Even an old dog can learn something new

Effortless account management with Active Directory with AWS

Even though Active Directory is as old as dinosaurs, we will have it here for a bit more time, so let us find out how to use it in the age of the cloud for automatic server management. Below I will describe how to do a real seamless join and remove of servers from Active Directory

This blog lives as a GitHub repository where I keep track of actual infrastructure configuration and this text. I will be very grateful if you consider sending pull-requests with either infrastructure configuration or textual changes there. It would be so great if this initial try changed into something anybody can effortlessly use in infrastructures.

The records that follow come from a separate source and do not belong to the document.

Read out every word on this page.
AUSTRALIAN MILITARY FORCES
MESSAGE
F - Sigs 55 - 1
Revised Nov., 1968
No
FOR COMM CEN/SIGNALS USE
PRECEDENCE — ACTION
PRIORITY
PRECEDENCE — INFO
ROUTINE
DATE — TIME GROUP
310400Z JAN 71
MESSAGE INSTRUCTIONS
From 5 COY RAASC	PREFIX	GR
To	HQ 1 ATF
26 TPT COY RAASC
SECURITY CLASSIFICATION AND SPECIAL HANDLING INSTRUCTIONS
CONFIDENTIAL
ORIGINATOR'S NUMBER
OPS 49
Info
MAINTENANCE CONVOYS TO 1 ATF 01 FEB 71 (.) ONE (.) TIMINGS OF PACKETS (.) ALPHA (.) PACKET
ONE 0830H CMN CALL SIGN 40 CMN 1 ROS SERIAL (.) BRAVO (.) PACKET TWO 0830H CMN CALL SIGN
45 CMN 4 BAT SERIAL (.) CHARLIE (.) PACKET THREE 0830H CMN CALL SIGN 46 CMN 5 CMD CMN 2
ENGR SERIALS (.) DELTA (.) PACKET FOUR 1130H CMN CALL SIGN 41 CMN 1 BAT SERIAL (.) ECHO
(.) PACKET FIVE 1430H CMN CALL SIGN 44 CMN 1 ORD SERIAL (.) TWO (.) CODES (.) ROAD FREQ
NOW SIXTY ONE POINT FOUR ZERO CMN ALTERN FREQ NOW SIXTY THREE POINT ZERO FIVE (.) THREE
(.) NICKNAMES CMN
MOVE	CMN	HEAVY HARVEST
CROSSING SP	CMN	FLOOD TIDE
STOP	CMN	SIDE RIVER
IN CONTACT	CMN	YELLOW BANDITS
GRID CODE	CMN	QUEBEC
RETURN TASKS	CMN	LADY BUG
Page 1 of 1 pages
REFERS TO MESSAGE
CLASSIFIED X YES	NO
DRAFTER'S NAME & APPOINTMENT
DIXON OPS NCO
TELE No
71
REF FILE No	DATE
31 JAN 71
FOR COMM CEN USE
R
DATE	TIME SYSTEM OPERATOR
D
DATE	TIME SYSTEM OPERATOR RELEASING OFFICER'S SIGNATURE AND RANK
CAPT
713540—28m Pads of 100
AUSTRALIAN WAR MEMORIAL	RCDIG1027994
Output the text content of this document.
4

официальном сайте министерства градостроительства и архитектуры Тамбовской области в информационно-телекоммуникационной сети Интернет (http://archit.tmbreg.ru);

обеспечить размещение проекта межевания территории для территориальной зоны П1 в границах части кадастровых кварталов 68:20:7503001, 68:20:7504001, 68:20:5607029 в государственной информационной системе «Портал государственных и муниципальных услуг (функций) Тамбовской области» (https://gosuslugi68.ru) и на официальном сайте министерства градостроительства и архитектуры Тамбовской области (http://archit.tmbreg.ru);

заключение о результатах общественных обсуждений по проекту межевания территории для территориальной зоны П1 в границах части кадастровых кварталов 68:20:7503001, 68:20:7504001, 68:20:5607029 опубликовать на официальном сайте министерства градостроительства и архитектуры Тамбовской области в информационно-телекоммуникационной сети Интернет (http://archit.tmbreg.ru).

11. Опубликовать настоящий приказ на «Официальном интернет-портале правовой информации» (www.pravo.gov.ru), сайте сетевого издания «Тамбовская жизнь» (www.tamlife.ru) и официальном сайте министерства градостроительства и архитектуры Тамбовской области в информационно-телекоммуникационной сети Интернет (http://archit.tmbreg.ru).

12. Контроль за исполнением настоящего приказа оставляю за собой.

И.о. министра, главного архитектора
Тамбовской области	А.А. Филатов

This blog’s ultimate goal is to conserve all the knowledge about managing the Active Directory (AD) domain in the cloud I gathered over a couple of past months. Most of the information is transferable to on-premise, e.g., GNU\Linux and AD, but Amazon AWS Directory services.

So here we go.

AD is a Microsoft technology allowing to manage resources inside a company. Theoretically, a company of any size longing from small business to an international enterprise. There are plenty of good sources dealing with AD specific topics, from the basics to deep dive topics. For this writing, a reader can look at the AD as a server-side software where computers can be registered to and user accounts can be centrally managed. Having such a setup, users can be granted rights to login to specific servers and so on. Subsequently, such a user account can log in using one password that is always the same and managed and known by the user only, no matter which server is logging. Additionally, the single-sign on (SSO) technique can be used, so the user provides his/her credentials just once upon a time, and a unique authenticating token is used for login onto the server instead of credentials. Basically, such a configuration allows removing all public ssh keys from the use, forming one of the Zero trust pillars.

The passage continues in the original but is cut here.